I don’t really know much about mapping (though I did take a history of geography course as an undergraduate), but I really like maps.
I feel like maps are generally considered to be very factual. This mountain is x kilometers high. This river is located at (x,y) coordinates. This border is here. Greenland is…about the same size as Africa?
But maps are not really factual at all.
Okay, maybe they are a little factual – but taking them as unquestionable truth conceals deeper issues. Maps can say a lot about a socio-political environment.
For years in school I remember teachers saying, “Just ignore the USSR on this map. It doesn’t exist any more.”
Not to mention the challenge that comes from border disputes. Or from rivers moving over time. Or of which direction is “up.” And of course, there’s the well documented argument over how the globe should be projected two dimensionally.
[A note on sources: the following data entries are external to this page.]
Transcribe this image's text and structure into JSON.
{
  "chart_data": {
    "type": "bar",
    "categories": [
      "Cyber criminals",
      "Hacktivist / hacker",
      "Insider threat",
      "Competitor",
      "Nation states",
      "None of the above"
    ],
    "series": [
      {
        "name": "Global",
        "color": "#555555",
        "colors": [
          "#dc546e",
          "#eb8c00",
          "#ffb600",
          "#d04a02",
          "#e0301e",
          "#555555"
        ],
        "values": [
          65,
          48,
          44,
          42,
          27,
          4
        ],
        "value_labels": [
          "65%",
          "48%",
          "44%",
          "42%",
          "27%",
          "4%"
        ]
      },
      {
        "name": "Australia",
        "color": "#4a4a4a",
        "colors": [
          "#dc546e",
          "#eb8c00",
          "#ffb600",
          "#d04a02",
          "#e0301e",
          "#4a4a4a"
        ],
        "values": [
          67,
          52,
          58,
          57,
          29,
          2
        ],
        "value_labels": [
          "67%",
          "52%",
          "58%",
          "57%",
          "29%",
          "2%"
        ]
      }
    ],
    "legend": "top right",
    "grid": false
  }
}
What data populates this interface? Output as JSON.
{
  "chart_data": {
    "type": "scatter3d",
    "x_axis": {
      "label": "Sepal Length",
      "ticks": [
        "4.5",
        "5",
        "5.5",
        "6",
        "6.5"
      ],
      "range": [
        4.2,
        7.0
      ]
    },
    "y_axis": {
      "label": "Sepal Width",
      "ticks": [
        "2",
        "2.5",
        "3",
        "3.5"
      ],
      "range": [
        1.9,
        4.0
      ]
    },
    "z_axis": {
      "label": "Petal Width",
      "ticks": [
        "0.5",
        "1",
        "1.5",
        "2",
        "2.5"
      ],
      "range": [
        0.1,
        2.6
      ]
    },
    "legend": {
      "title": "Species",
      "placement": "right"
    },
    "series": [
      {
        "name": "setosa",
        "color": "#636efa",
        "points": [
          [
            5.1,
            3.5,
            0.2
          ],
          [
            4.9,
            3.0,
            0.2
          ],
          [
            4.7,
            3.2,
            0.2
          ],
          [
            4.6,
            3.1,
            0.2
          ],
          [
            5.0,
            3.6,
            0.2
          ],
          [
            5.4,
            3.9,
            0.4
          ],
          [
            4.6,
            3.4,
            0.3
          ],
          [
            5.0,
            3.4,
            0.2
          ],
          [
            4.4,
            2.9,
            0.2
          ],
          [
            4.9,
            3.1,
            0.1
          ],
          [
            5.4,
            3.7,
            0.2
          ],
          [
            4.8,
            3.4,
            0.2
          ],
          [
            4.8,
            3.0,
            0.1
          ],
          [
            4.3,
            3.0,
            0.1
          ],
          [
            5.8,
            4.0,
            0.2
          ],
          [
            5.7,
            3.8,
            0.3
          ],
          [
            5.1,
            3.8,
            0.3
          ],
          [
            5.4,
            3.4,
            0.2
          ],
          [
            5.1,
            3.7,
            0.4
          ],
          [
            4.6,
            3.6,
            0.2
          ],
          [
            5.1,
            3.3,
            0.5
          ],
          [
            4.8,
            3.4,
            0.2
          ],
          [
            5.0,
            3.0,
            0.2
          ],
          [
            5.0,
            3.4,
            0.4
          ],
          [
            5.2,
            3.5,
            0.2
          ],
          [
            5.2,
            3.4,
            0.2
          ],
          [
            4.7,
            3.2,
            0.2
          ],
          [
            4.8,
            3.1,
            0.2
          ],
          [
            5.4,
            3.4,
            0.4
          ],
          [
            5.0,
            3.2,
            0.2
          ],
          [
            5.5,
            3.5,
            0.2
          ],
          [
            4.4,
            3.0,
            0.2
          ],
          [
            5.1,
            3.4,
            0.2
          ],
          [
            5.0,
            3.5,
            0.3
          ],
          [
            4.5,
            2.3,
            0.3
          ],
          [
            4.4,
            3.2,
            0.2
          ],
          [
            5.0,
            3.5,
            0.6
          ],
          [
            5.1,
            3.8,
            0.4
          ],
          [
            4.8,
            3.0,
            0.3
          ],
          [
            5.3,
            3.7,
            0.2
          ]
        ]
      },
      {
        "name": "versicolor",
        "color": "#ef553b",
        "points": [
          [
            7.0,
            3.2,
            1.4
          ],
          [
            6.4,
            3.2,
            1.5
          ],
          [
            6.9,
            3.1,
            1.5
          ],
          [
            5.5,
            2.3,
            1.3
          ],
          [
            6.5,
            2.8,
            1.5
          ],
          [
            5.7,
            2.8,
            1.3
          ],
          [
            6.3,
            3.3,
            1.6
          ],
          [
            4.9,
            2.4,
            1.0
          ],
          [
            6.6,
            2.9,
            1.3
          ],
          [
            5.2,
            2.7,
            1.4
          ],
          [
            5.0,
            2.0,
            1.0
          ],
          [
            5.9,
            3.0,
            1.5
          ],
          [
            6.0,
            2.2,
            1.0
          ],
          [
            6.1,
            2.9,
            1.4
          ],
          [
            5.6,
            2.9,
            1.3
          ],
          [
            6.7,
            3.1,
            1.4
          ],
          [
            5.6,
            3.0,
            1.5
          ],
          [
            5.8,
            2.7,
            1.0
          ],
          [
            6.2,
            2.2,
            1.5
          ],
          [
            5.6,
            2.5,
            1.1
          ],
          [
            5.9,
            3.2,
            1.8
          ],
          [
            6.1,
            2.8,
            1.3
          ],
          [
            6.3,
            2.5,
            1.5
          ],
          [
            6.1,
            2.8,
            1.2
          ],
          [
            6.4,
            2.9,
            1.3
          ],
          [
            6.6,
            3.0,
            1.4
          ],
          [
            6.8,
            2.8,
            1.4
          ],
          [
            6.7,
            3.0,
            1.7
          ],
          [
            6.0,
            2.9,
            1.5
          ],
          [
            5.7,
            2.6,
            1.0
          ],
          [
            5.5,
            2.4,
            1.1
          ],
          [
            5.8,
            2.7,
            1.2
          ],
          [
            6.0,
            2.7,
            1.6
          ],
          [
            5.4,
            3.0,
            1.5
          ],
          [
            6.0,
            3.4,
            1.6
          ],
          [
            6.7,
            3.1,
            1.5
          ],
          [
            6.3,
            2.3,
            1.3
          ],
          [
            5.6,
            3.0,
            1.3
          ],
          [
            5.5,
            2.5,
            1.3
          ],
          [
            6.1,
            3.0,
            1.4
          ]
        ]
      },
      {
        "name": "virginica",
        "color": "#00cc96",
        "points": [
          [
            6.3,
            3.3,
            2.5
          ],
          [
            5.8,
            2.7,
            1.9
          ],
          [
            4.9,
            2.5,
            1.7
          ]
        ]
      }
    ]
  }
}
Side note: Africa is almost 14 times the size of Greenland. The contiguous United States are about the same size as Australia. If you’re interested in other size comparisons, check out MapFight.
My favorite are older maps which clearly show, “here is civilization, out there are the barbarians.”
I’m pretty sure every part of the world has maps like that in their history.
While apparently only the Lenox Globe is documented to contain the phrase”hic sunt dracones” (here are dragons), there seem to be plenty of instances of dragons or other wild animals appearing on the outskirts of maps.
So next time you look at a map, ask yourself where those borders came from, how they were measured, and what when into making those determinations.
…Then let me know, cause I’d be interested to find out.